Steak & Queso Rice is a flavorful one-pan dish combining tender sirloin steak strips with savory basmati rice cooked in a tomato and chicken broth mixture, topped with creamy white queso and fresh cilantro. This meal offers a comforting balance of juicy steak, aromatic spices, and cheesy goodness, perfect for a satisfying family dinner.


Ingredients

Scale

Rice and Seasoning

  • 2 cups Basmati Rice
  • 2 ½ cups Chicken Broth
  • 1 cube Chicken Bouillon
  • 1 can (about 14 oz) Crushed Tomatoes (or diced tomatoes or tomato sauce)
  • 2 cloves Garlic, minced
  • 1 small Onion, finely chopped (optional)
  • 1 teaspoon Paprika
  • ½ teaspoon Cumin
  • Salt and pepper to taste
  • 2 tablespoons Olive Oil

Steak and Toppings

  • 1 pound Sirloin Steak, cut into thin strips
  • 2 tablespoons Butter
  • Montreal steak seasoning to taste
  • White Queso for topping
  • Fresh Cilantro for garnish
  • Flour tortillas (optional for serving)


Instructions

  1. Prep the Rice: Rinse the basmati rice under cold water until the water runs clear to remove excess starch and ensure fluffy rice.
  2. Sauté Garlic and Onion: Heat olive oil in a large skillet or saucepan over medium heat.

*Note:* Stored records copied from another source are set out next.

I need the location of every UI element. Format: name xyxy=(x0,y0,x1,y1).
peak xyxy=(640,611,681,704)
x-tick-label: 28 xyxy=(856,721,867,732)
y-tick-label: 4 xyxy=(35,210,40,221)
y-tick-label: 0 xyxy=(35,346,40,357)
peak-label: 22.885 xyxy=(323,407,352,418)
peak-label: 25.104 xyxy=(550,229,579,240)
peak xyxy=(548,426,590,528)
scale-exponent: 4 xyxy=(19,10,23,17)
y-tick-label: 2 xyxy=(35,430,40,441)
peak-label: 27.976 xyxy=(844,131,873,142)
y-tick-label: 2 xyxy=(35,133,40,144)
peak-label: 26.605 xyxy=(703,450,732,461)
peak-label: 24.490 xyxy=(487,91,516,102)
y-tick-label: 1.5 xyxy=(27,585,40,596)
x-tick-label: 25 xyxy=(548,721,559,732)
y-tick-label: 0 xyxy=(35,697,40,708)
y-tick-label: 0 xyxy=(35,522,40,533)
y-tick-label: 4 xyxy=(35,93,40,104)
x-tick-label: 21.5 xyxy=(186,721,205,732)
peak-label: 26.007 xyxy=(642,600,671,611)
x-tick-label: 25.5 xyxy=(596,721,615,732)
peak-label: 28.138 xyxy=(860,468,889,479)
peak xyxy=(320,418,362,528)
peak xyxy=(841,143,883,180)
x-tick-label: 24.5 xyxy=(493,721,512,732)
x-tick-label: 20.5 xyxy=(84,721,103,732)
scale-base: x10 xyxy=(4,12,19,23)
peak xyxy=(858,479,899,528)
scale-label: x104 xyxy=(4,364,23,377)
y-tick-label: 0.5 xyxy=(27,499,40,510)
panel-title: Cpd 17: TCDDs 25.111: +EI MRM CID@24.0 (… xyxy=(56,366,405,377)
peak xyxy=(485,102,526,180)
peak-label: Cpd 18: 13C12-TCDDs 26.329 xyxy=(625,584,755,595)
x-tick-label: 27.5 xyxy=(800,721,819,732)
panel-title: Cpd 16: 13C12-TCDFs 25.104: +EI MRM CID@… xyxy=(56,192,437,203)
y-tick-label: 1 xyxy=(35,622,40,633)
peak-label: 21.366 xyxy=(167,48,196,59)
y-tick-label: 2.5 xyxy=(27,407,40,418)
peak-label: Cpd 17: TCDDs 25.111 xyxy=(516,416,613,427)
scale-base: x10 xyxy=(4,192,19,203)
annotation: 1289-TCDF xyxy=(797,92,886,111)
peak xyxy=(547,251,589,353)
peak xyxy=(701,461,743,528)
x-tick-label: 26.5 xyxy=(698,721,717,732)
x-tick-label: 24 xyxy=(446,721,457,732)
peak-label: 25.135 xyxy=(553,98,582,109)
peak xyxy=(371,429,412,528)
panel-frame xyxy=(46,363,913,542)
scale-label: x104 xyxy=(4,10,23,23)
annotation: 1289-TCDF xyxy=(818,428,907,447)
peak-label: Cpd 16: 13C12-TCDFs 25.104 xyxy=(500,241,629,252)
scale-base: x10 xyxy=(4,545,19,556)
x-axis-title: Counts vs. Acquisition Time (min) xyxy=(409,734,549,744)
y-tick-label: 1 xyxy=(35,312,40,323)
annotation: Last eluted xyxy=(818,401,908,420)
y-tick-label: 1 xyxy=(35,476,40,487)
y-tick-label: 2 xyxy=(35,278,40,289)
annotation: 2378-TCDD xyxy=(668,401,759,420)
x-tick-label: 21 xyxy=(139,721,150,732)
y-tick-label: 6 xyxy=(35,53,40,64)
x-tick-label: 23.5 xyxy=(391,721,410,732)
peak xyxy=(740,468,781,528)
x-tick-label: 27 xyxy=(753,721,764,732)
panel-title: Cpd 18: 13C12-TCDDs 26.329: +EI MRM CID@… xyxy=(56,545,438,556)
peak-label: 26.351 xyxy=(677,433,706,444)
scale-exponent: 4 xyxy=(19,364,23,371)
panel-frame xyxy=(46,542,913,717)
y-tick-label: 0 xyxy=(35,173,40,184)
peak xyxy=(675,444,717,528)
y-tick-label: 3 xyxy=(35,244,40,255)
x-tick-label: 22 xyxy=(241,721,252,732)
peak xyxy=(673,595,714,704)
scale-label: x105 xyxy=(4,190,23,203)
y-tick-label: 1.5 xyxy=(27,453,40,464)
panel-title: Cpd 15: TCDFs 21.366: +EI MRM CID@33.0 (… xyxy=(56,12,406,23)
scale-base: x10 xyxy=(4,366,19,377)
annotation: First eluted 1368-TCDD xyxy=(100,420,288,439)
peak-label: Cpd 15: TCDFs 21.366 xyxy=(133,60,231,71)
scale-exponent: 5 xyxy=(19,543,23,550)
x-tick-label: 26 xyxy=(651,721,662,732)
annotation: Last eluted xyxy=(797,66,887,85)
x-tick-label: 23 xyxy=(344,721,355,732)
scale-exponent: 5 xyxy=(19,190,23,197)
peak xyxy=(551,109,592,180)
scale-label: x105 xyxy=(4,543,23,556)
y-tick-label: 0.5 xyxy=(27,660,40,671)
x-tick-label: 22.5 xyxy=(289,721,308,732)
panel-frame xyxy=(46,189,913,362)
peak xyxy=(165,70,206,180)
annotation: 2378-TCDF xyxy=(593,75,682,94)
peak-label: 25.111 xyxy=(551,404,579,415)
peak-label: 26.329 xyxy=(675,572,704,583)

Add minced garlic and finely chopped onion and sauté for 2-3 minutes until the onion is translucent and garlic is fragrant.
  3. Toast the Rice: Add the rinsed basmati rice to the skillet and stir continuously for about 2 minutes to lightly toast it and absorb the garlic and onion flavors.
  4. Add Liquids and Seasonings: Pour in the crushed tomatoes and chicken broth. Crumble the chicken bouillon cube into the mixture. Add paprika, cumin, salt, and pepper, then stir everything together.
  5. Cook the Rice: Bring the mixture to a boil, then reduce heat to low. Cover the skillet with a lid and simmer for 18-20 minutes, or until rice is tender and liquid is absorbed.
  6. Rest and Fluff: Remove skillet from heat and keep it covered for 5 minutes to allow the rice to settle and become fluffy.
  7. Prep the Steak: While the rice cooks, season sirloin steak strips generously on both sides with Montreal steak seasoning.
  8. Cook the Steak: In a separate skillet, heat 1 tablespoon olive oil and butter over medium-high heat. Once hot, add the steak strips and cook for 4-5 minutes per side for medium-rare, or until done to your liking.
  9. Add Steak to Pan: Fluff the cooked rice and spread it on a serving dish or keep in skillet. Top with the cooked steak strips and drizzle generously with white queso.
  10. Garnish and Serve: Garnish with fresh cilantro and serve with warm flour tortillas on the side if desired.

Notes

  • Rinsing the rice thoroughly ensures non-sticky, fluffy grains.
  • You can substitute crushed tomatoes with diced tomatoes or tomato sauce based on preference.
  • Adjust Montreal steak seasoning amount according to taste.
  • Cooking times for steak can be modified depending on preferred doneness.
  • Flour tortillas make a great accompaniment but are optional.
  • Letting cooked rice rest covered improves texture and fluffiness.